SEORANG lelaki muda melenggang turun dari tangga-berjalan di Plaza Senayan, lalu melangkah menuju atrium. Tangannya menenteng satu buket kembang mawar yang menyembul dari kain dan kertas kaca pembalutnya. Tampaknya ia baru saja membeli bunga dari sebuah toko di lantai dua. Mungkin lelaki itu berbelanja bunga untuk seseorang yang memiliki relasi tertentu dengannya. Bisa juga ia belanja bunga untuk dirinya sendiri. Tapi kejadian seorang lelaki muda berbelanja bunga di sebuah plasa, jelas bukan kebiasaan umum pada masyarakat kebanyakan di negeri ini. Bunga, lelaki muda dan Plaza Senayan. Tiga hal yang jika terangkai dalam satu peristiwa, yang ditangkap adalah bahwa itu kebiasaan kalangan tertentu.

Dalam penggalan jangka waktu, keberadaan plaza sebagai tempat perbelanjaan modern, menghasilkan pola perilaku baru pada masyarakat yang berelasi dengannya. Tapi pola perilaku semacam apa yang berkembang?

Plaza Senayan memiliki keunikan dibandingkan Pusat perbelanjaan modern lain di Jakarta.

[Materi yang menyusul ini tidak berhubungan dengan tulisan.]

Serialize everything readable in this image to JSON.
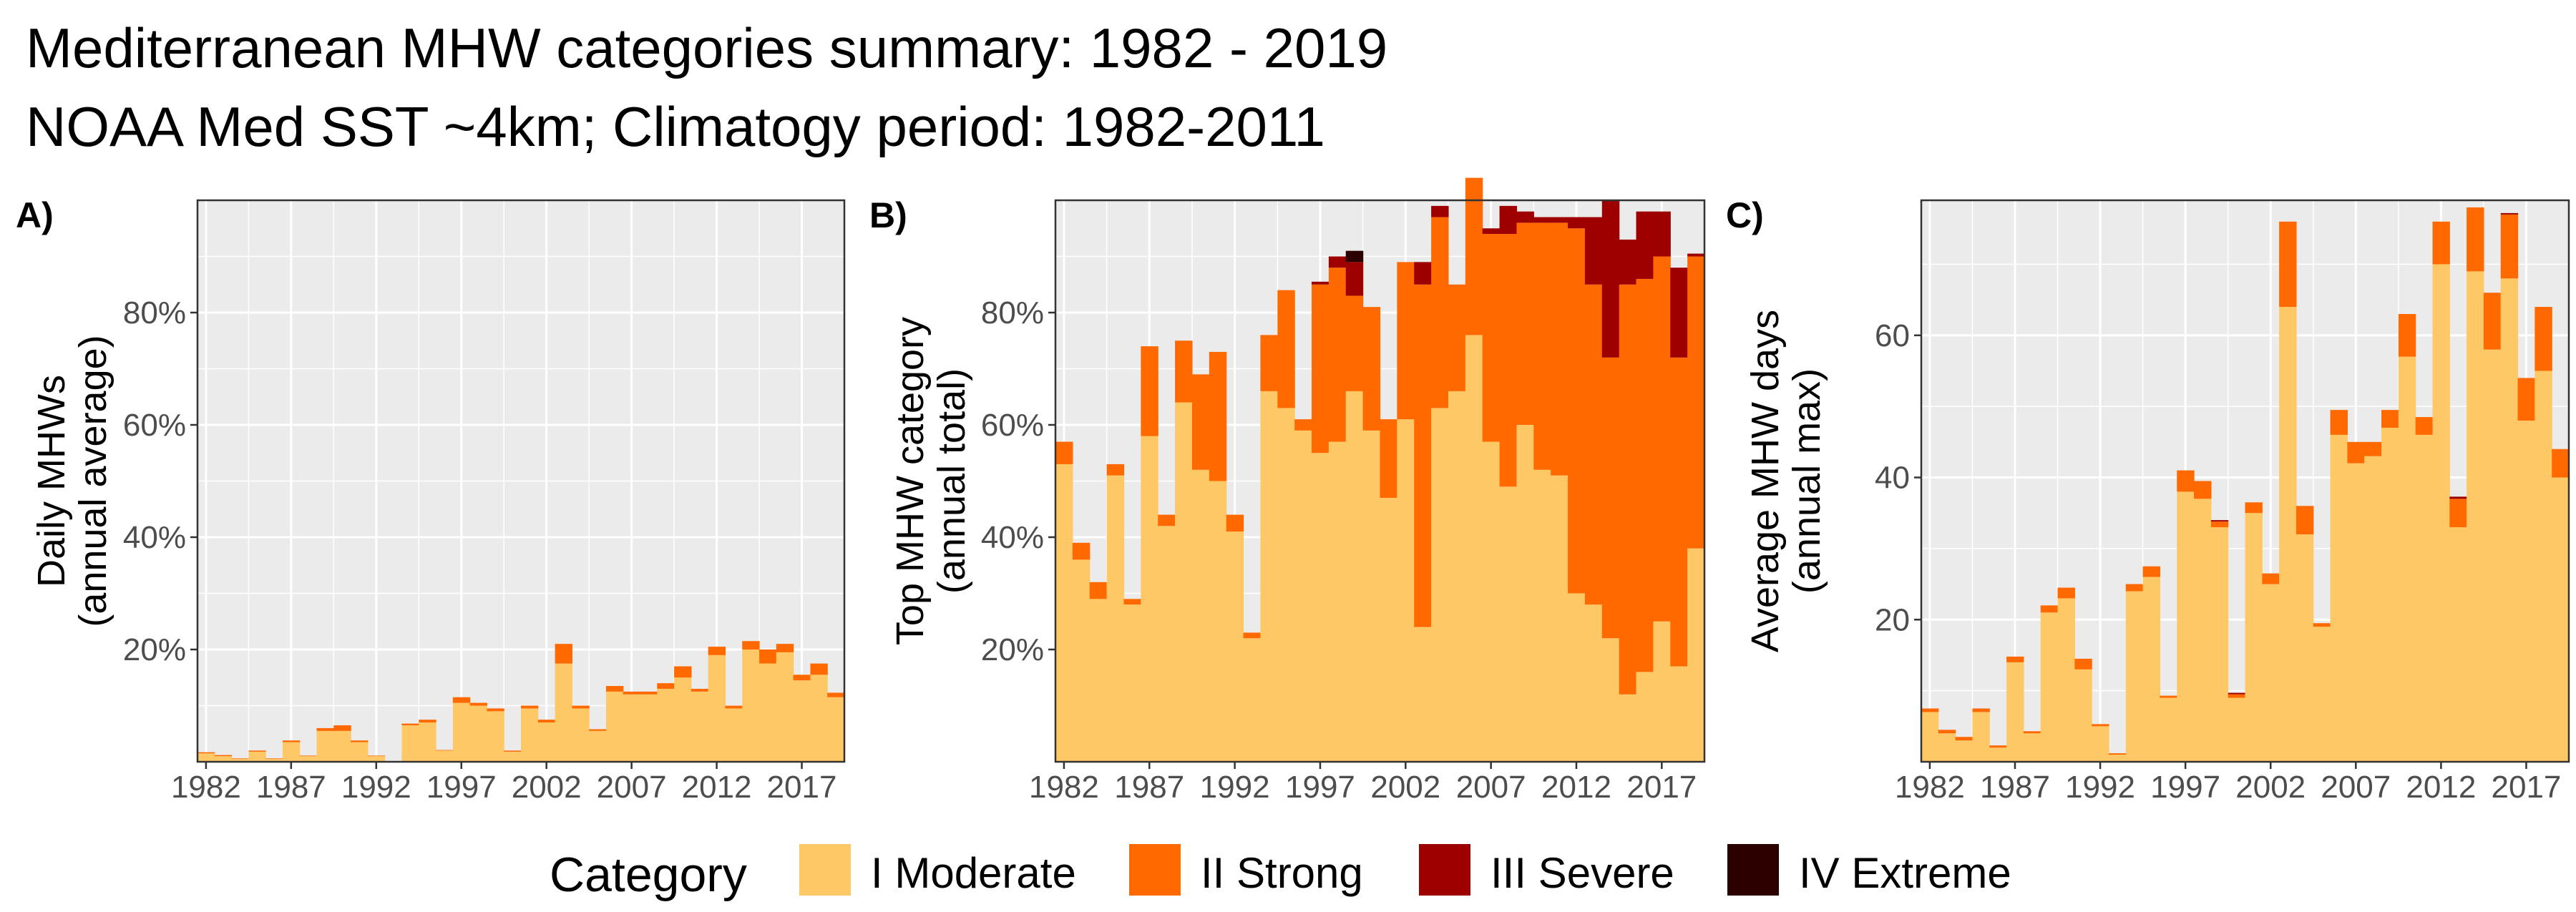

Plaza Senayan, selain juga Plaza Indonesia, mewakili tempat belanja kelas atas di Jakarta. Plaza ini begitu kuat menampilkan diri dengan image internasionalnya. Bagaimana tidak, berbagai gerai memajang produk mulai dari busana, perhiasan berlian, salon, makanan sampai hiburan bermerek dunia. Tidak begitu susah untuk memperoleh barang dengan label Bvlgari, Prada, Louis Vuitton, Bally, Aigner atau Gucci di sana. Dua deptartement store dan supermarket kenamaan dari Jepang (Sogo) dan dari Singapura (Metro) juga hadir melengkapi atsmosfir global yang dibangun di tempat ini. Dalam website resmi Central America Flights menyebutkan bahwa Plaza Senayan diperuntukkan bagi yang menginginkan pengalaman belanja yang berkelas dengan kelebihan lokasi yang berada di jantung distrik keuangan ibu kota dan di tengah kawasan perkantoran.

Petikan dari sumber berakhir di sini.